Greenliant’s high-endurance SATA NANDrive EX Series ball grid array (BGA) solid state drives (SSDs), created with the company’s industry-leading EnduroSLC Technology, have earned it a multi-year, multi-million dollar program. The solid-state storage in the customer’s ruggedized PCs for mission-critical applications will be GLS85LS SATA NANDrive SSDs.
EnduroSLC SATA NANDrive EX Series SSDs provide exceptional data retention and reliable data storage in challenging, high-temperature settings, operating between 40 and +85 degrees Celsius.

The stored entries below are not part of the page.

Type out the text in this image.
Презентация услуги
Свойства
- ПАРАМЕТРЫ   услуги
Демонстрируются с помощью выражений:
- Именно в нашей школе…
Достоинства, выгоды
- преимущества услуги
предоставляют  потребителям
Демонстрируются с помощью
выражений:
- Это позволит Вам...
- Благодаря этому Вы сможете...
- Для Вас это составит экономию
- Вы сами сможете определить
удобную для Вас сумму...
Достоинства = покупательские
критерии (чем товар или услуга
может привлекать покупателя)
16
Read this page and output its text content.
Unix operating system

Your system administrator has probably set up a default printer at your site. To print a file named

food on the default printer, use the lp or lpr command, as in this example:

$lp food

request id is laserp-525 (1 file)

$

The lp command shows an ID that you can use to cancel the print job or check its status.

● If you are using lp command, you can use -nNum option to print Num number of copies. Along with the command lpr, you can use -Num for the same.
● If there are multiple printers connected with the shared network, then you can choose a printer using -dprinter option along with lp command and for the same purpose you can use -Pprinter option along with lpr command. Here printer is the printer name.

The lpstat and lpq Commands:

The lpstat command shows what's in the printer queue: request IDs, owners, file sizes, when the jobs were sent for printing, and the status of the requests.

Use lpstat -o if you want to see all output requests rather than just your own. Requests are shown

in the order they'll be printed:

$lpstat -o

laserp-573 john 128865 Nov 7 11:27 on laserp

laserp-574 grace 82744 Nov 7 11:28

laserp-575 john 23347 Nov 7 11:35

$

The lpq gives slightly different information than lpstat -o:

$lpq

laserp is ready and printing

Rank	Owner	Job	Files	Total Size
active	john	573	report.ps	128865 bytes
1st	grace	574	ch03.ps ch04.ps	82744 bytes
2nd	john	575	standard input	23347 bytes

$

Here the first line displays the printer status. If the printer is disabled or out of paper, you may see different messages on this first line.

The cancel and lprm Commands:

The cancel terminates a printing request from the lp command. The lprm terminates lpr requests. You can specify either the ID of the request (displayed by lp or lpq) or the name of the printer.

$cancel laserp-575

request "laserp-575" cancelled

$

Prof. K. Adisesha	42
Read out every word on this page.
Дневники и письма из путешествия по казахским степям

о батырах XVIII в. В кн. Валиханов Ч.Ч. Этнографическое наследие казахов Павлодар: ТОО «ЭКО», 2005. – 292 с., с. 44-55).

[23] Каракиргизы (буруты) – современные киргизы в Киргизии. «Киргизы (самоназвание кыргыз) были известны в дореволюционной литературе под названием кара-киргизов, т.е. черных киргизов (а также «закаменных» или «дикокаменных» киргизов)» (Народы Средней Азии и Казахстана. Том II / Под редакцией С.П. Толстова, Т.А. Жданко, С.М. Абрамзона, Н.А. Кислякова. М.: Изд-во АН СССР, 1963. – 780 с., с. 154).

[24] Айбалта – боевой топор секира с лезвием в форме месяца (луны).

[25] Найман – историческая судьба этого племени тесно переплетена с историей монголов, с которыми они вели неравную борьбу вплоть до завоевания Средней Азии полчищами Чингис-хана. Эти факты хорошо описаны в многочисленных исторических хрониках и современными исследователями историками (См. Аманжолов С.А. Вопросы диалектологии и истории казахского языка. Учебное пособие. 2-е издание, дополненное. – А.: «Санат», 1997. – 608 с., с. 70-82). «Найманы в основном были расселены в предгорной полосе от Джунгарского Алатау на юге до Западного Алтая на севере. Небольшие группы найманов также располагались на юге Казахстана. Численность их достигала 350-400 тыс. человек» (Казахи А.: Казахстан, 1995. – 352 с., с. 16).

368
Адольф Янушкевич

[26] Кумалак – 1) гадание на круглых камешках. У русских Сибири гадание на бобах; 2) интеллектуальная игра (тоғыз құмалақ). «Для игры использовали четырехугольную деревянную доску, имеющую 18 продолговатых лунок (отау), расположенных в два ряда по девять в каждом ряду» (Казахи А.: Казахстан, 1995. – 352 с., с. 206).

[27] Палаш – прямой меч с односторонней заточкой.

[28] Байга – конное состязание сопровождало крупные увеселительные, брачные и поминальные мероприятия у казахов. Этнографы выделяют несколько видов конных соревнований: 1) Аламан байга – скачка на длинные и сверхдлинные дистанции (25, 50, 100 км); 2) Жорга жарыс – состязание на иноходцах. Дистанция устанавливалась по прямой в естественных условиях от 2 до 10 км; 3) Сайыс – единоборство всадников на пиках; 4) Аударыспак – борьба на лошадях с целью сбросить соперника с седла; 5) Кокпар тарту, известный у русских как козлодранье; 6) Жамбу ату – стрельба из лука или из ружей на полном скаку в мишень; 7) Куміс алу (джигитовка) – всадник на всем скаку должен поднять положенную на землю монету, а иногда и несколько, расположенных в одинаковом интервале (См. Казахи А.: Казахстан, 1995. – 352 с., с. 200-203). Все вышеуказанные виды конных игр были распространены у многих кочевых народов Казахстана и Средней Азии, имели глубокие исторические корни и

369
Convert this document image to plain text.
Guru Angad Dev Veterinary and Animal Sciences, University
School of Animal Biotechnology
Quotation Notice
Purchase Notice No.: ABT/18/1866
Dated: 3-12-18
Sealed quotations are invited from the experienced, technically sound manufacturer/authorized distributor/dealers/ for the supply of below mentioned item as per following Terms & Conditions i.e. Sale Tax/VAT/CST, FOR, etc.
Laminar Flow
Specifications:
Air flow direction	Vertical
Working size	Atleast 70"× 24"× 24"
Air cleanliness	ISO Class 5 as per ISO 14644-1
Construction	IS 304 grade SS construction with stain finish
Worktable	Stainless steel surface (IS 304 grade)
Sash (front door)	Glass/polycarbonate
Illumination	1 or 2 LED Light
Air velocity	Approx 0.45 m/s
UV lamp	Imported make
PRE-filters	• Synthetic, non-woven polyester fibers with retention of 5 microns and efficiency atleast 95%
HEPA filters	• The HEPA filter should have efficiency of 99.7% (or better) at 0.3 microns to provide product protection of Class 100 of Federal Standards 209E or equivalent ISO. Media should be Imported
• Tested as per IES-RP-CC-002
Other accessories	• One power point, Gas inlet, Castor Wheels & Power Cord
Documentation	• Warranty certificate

Password protection, zones with varying levels of protection, and secure data deletion are some of these devices’ advanced data security capabilities.
Furthermore, rather than wiping up the entire SSD, SATA NANDrive let users to choose which parts of the disk to immediately delete crucial data.
Introduced in 2011, industrial grade SATA NANDrive SSDs have been trusted by aerospace, defense, industrial, networking and transportation customers for more than a decade.
They are included in Greenliant’s Long-Term Availability (LTA) program (https://www.greenliant.com/LTA-Program).
Available in SATA and PCIe NVMe interfaces, and BGA, M.2, 2.5” and U.2 form factors, Greenliant’s EX Series NANDrive, ArmourDrive and Industrial Enterprise SSDs with EnduroSLC Technology support extended temperature ranges (-40°C to +85°C*).
These drives are ideal for systems operating in severe conditions that require best-in-class reliability at a lower cost per GByte.
EnduroSLC™ Technology
Greenliant developed EnduroSLC, a patented 3D NAND management technology, for high reliability applications that demand exceptional endurance and data retention in high-stress, high-temperature settings.
SSDs with EnduroSLC provide high cross-temperature ranges between data programming and reading, and they meet robust data retention requirements under difficult temperature settings.
The write durability of 1-bit-per-cell (SLC) SSDs is greatly increased by EnduroSLC Technology, which achieves industry-leading 400K program-erase (P/E) cycles thanks to sophisticated hardware ECC capabilities and NAND flash management algorithms.